Für mich hat diese neue Bewegung in die heimische Natur verschiedene Aspekte. Das Gute zuerst: Die Leute lösen sich von den Bildschirmen und Trainingsmaschinen, erleben die Welt «verusse» und sehen die kleinen und grossen Wunder draussen. Verwurzeln sich vielleicht gar mit ihrer näheren Umgebung. Sehen, dass die Erhaltung der wilden Natur nicht nur ein Anliegen von einigen Öko-Freaks ist, sondern auch ihnen selbst viel Raum verschafft, Luft, Entspannung und Freiheit.

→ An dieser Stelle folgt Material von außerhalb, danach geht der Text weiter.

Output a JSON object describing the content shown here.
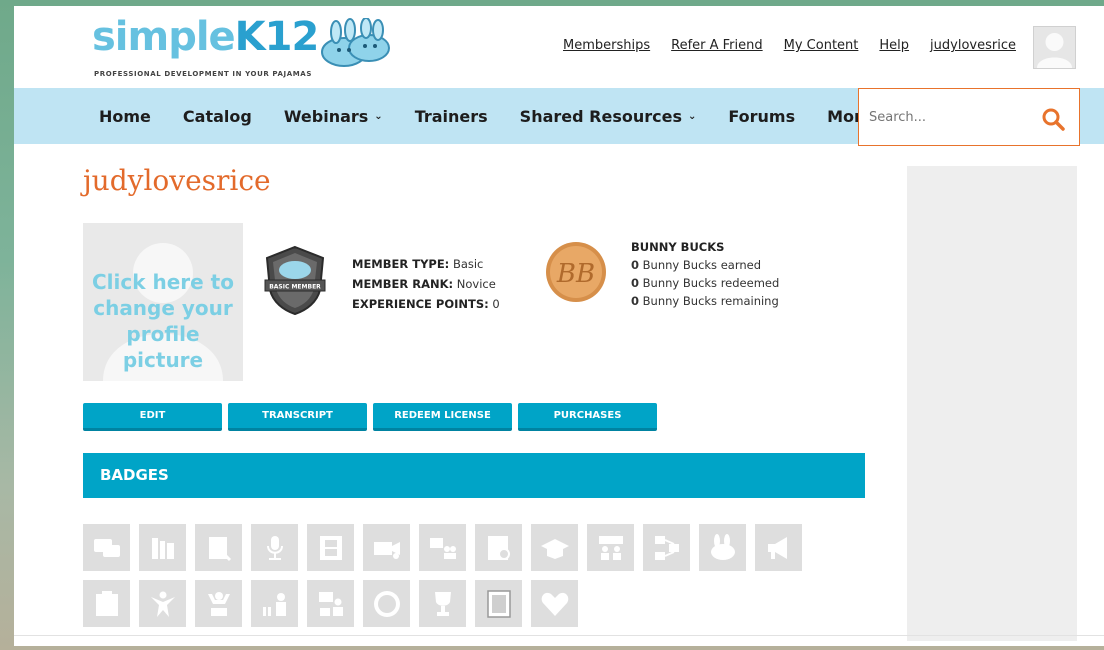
{
  "logo": {
    "name_part1": "simple",
    "name_part2": "K12",
    "tagline": "PROFESSIONAL DEVELOPMENT IN YOUR PAJAMAS"
  },
  "top_links": [
    "Memberships",
    "Refer A Friend",
    "My Content",
    "Help",
    "judylovesrice"
  ],
  "nav": {
    "items": [
      {
        "label": "Home",
        "dropdown": false
      },
      {
        "label": "Catalog",
        "dropdown": false
      },
      {
        "label": "Webinars",
        "dropdown": true
      },
      {
        "label": "Trainers",
        "dropdown": false
      },
      {
        "label": "Shared Resources",
        "dropdown": true
      },
      {
        "label": "Forums",
        "dropdown": false
      },
      {
        "label": "More",
        "dropdown": true
      }
    ],
    "search_placeholder": "Search..."
  },
  "profile": {
    "username": "judylovesrice",
    "picture_prompt": [
      "Click here to",
      "change your",
      "profile picture"
    ],
    "shield_text": "BASIC MEMBER",
    "member_type_label": "MEMBER TYPE:",
    "member_type": "Basic",
    "member_rank_label": "MEMBER RANK:",
    "member_rank": "Novice",
    "experience_label": "EXPERIENCE POINTS:",
    "experience_points": "0",
    "coin_text": "BB"
  },
  "bunny_bucks": {
    "title": "BUNNY BUCKS",
    "earned_count": "0",
    "earned_label": "Bunny Bucks earned",
    "redeemed_count": "0",
    "redeemed_label": "Bunny Bucks redeemed",
    "remaining_count": "0",
    "remaining_label": "Bunny Bucks remaining"
  },
  "buttons": [
    "EDIT",
    "TRANSCRIPT",
    "REDEEM LICENSE",
    "PURCHASES"
  ],
  "badges": {
    "title": "BADGES",
    "row1": [
      "speech-bubbles-icon",
      "books-icon",
      "notepad-icon",
      "microphone-icon",
      "film-icon",
      "camera-icon",
      "people-icon",
      "certificate-icon",
      "graduation-cap-icon",
      "team-icon",
      "flowchart-icon",
      "bunny-icon",
      "megaphone-icon"
    ],
    "row2": [
      "clipboard-icon",
      "star-person-icon",
      "trophy-person-icon",
      "audience-icon",
      "presenter-icon",
      "coin-icon",
      "trophy-icon",
      "framed-picture-icon",
      "heart-icon"
    ]
  },
  "colors": {
    "accent": "#00a4c7",
    "username": "#e36a2b",
    "nav_bg": "#bfe4f3",
    "search_border": "#e8732c"
  }
}
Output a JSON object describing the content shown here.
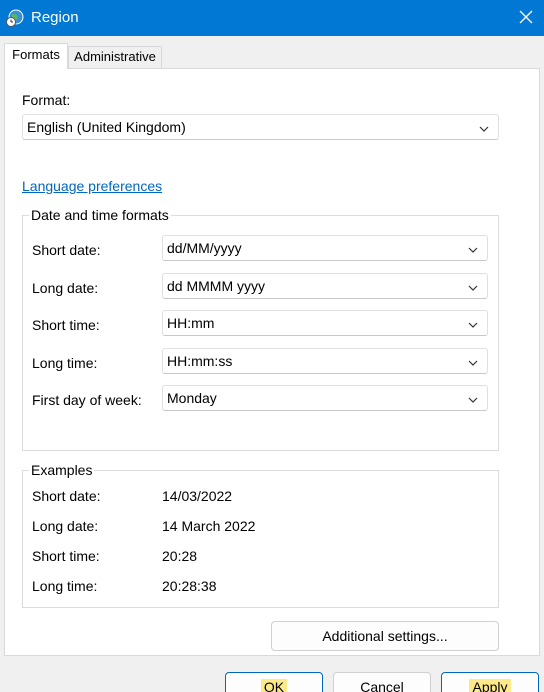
{
  "window": {
    "title": "Region"
  },
  "tabs": [
    {
      "label": "Formats",
      "active": true
    },
    {
      "label": "Administrative",
      "active": false
    }
  ],
  "format": {
    "label": "Format:",
    "value": "English (United Kingdom)"
  },
  "language_link": "Language preferences",
  "date_time_formats": {
    "title": "Date and time formats",
    "short_date": {
      "label": "Short date:",
      "value": "dd/MM/yyyy"
    },
    "long_date": {
      "label": "Long date:",
      "value": "dd MMMM yyyy"
    },
    "short_time": {
      "label": "Short time:",
      "value": "HH:mm"
    },
    "long_time": {
      "label": "Long time:",
      "value": "HH:mm:ss"
    },
    "first_day": {
      "label": "First day of week:",
      "value": "Monday"
    }
  },
  "examples": {
    "title": "Examples",
    "short_date": {
      "label": "Short date:",
      "value": "14/03/2022"
    },
    "long_date": {
      "label": "Long date:",
      "value": "14 March 2022"
    },
    "short_time": {
      "label": "Short time:",
      "value": "20:28"
    },
    "long_time": {
      "label": "Long time:",
      "value": "20:28:38"
    }
  },
  "buttons": {
    "additional": "Additional settings...",
    "ok": "OK",
    "cancel": "Cancel",
    "apply": "Apply"
  },
  "colors": {
    "titlebar": "#0078d4",
    "link": "#0067c0",
    "highlight": "#fbe98a"
  },
  "icons": {
    "app": "globe-clock-icon",
    "close": "close-icon",
    "dropdown": "chevron-down-icon"
  }
}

Andererseits ist diese Freiheit, überall durchstreifen zu können, eine massive Belastung. Ich habe den Eindruck, dass viele LAF-Menschen kein Sensorium haben für die feinen Schwingungen, Töne und Bewegungen «verusse». Sie kommen in plappernden Gruppen, beschallen mit ihrem Industrie-Sound die Grillstellen und hinterlassen oft viel mehr als nur ihre Spuren. Zuviel.

«Verusse» ist für mich ein ganz besonderer Ort, etwas Magisches in vielerlei Hinsicht. Das zauberhafte an dieser Magie ist: «Verusse» verschwindet, wenn man sich zu schnell bewegt. Wenn man keine Zeit hat zu hören, zu betrachten, zu fühlen und zu staunen. Wenn man Technik benutzt, ob Räder, Ohrstöpsel, Boombox oder Smartphone. Ich glaube, viele LAF-Menschen sind nicht «verusse » wenn sie draussen sind. Und vielleicht ist es besser, wenn sie wieder in ihre Kunstwelt zurückkehren und die Welt «verusse» uns Geniessern überlassen.

Martin Lüthi, geboren 1967 in Olten, ist seit 20 Jahren in Einsiedeln wohnhaft. Er ist beruflich und privat, als Gletscher- und Höhlenforscher, oft an interessanten und abgelegenen Orten unterwegs, zu Fuss, mit Skiern oder auf dem Bike.